In copyright law, it is not possible to own a fact, just the right to
copy a particular (newly created) representation of that fact.

An you can't own a person copied from you DNA, because you can't own a
person period.

Besides, you didn't create your genome, so who are you to be claiming
credit for it anyway?

ON cloning a genius, artist, &c.

It is apparently possible to clone a good-looking person from a
good-looking person. Studies indicate that physical appearance is the
prime determinant of success and happiness in human life. (Height comes
into it for males, but intelligence and creativity are way down on the
list for everyone.) This is probably the way to go.

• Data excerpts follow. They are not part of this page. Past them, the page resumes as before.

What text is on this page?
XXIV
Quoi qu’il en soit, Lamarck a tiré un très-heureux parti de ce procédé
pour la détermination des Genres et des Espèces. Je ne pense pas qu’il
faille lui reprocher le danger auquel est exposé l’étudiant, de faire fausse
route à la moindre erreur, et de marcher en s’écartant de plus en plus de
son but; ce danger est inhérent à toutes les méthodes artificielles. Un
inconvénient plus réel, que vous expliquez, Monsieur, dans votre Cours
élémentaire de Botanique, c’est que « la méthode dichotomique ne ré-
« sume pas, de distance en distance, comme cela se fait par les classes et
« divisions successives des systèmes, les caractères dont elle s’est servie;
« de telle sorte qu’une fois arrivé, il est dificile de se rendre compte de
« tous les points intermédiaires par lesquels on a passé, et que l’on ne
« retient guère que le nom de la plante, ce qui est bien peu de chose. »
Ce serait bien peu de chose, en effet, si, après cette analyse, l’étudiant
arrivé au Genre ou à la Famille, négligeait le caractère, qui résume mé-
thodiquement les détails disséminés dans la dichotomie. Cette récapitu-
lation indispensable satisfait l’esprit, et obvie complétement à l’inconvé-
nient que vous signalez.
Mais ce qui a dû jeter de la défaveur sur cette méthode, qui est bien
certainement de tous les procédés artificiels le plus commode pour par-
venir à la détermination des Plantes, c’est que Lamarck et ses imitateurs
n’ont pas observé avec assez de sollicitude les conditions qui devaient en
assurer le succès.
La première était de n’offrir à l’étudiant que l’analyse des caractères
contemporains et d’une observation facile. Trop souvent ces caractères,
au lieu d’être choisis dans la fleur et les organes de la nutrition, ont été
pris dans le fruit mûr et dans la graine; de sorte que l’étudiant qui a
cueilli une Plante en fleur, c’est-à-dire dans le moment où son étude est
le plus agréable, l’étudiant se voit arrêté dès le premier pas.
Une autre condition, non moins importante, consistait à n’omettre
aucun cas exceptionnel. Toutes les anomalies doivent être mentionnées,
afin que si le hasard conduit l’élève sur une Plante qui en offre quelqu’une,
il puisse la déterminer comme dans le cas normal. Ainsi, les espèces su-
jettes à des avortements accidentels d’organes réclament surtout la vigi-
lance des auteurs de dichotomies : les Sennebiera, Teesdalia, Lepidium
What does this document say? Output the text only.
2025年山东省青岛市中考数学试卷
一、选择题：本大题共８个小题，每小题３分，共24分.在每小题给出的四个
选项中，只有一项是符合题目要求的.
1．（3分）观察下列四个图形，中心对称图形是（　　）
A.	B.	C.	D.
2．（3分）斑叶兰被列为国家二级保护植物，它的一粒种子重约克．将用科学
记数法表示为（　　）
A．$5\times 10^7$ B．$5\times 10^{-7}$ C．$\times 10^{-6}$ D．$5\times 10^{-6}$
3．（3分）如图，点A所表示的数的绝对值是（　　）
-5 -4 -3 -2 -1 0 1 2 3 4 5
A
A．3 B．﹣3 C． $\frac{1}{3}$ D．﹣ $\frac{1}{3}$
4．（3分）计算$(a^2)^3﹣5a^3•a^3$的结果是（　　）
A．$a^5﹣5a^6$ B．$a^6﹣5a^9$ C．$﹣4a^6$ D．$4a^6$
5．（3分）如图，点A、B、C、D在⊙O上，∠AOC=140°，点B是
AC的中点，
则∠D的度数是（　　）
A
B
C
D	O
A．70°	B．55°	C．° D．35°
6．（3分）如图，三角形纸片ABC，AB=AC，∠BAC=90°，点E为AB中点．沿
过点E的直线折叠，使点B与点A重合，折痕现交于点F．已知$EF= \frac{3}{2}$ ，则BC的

Cloning a smart person, or a creative person will probably not work. I
am a genius (defined by consistent 1 out of 10 000 or better scores on
intelligence/aptitude tests) and I know several others. Everyone I know
in this category thinks just like everyone I know outside this category
(mostly 1 or 2 out of 100 intellects, I'll admit) . Maybe they can hold
three or four more items in short term memory, but I suspect even that
is learned through experience. The one common factor is personal
interest in and inner determination to study intellectual subjects. The
environmental factors inspiring this are very consistent from family to
family. So are the childhood stories we tell each other.

In conclusion, I think genius level intelligence and creativity are
learned behaviors. It doesn't take a great genome. And a great genome
probably doesn't help.


But it's physical attractiveness that's really important anyway!